After the training, I rode into Cannes to meet up with an old friend who was at MIPIM, the annual property fest. The place was buzzing. So clearly the property market is picking up, though it’s still a long way off from the heady early noughties. I first met my friend when he bid to act for my previous employer in a professional category on a major property project. Only two firms answered all the questions in our brief and the decision as to which one to pick was delegated to me by the rest of the team. I sought advice from a colleague with more experience in these matters. She gave me some wise counsel. “You’re going to be working closely with these guys for a number of years so pick the one you like the best”. So I did. It’s a decision, I’ve never regretted.

I’m now making plans for Saturday and Milan-San Remo. I had such a blast last year, I’ve simply got to go again this year. I’m hoping to meet up with a girlfriend whom I first met when we were both volunteers in Varese 2008. However, rather than go alone, I’m going with one of my girlfriends. We’ll be able to catch up with all our respective news, over a cup of excellent Italian coffee (the best) while we await the start of the live transmission. I’m hoping that Boonen’s first win on Italian soil (last week in Tirreno Adriatico) may presage his second on Saturday. We’ll just have to wait and see.

My 2009 highlights

Cyclingnews has asked a number of industry insiders for their highlights of the 2009 cycling season. Incredible as it may seem, they failed to ask me! I know, maybe their email is sitting in my spam.
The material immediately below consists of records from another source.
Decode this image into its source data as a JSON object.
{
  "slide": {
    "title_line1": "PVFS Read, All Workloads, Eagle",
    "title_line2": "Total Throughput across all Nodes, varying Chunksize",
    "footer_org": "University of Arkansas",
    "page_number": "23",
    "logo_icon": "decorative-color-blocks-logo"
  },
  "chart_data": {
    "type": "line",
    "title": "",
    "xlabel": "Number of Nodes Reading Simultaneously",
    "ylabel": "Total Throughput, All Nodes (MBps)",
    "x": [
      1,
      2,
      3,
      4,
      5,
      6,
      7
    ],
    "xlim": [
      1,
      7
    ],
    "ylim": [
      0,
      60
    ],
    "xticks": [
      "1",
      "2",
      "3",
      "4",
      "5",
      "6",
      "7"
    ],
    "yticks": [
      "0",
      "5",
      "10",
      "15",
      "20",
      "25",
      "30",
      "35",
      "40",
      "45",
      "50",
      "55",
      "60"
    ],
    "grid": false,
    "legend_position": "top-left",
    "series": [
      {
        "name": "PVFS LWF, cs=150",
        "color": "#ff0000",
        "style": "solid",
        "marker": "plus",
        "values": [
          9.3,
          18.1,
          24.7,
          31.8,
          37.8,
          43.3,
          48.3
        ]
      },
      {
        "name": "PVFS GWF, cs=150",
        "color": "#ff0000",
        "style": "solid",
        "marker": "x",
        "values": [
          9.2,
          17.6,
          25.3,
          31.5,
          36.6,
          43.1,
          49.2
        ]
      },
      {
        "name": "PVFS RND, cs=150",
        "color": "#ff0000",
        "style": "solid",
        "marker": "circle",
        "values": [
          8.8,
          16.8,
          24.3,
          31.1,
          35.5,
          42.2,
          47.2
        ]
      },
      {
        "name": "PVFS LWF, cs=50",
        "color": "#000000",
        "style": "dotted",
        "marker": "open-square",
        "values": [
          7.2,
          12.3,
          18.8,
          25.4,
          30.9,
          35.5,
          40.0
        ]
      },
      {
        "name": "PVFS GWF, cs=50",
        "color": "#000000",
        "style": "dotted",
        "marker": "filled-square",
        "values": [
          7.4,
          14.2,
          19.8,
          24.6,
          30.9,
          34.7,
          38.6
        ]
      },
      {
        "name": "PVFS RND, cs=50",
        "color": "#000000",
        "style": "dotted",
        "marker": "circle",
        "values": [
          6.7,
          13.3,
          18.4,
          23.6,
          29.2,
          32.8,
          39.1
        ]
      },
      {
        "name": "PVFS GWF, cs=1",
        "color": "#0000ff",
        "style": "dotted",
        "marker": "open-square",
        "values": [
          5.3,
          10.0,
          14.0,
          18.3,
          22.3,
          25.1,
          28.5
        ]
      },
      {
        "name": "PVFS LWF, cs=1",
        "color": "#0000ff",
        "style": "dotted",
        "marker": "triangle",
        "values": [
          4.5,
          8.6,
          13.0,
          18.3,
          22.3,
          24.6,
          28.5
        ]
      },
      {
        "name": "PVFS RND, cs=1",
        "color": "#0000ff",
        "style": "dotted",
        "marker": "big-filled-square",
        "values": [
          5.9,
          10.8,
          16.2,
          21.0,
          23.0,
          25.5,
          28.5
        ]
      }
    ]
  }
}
Best Performance: A number of worthy candidates, but for me it has to be Fabulous Fabian’s victory in the ITT in Mendrisio. He was just so dominant, so majestic and had so much time on everyone else that he was celebrating 100 metres from the finish line. This man is in a class of his own.

Honourable mentions:- 1) The Manx Missile for his win in Milan-San Remo and his 6 wins in the Tour. 2) Philippe Gilbert for his season ending flourish.

Best Team: In anyone’s book, best team = most wins = Columbia HTC.

Biggest Disappointment(s): Rebellin, Astaloza and Colom. Need I say more.

Rider to watch in 2010: Generally I find it’s riders who have changed teams to be given a greater role on a new one. Some will deliver and some won’t. As a consequence, I suspect all eyes will be on Sky and riders such as Edvald Boassen Hagen, Simon Gerrans, Serge Pauwels, Bradley Wiggins et al. However, my tips for 2010: Alexandre Vinokourov, back to prove the UCI and critics that they were wrong; and, this man, the indefatigable Johnny Hoogerland.

Most Memorable Race: Cadel Evans attacking to win the rainbow jersey in Mendrisio and confounding all of his critics.

 

Biggest Surprise: Bert bonking in Paris-Nice but he redeemed himself the following day by continuously attacking thereby winning over the French. Though whether they’d have been as charitable if he’d knocked housewives’ favourite Sylvain Chavanel off the podium is debatable.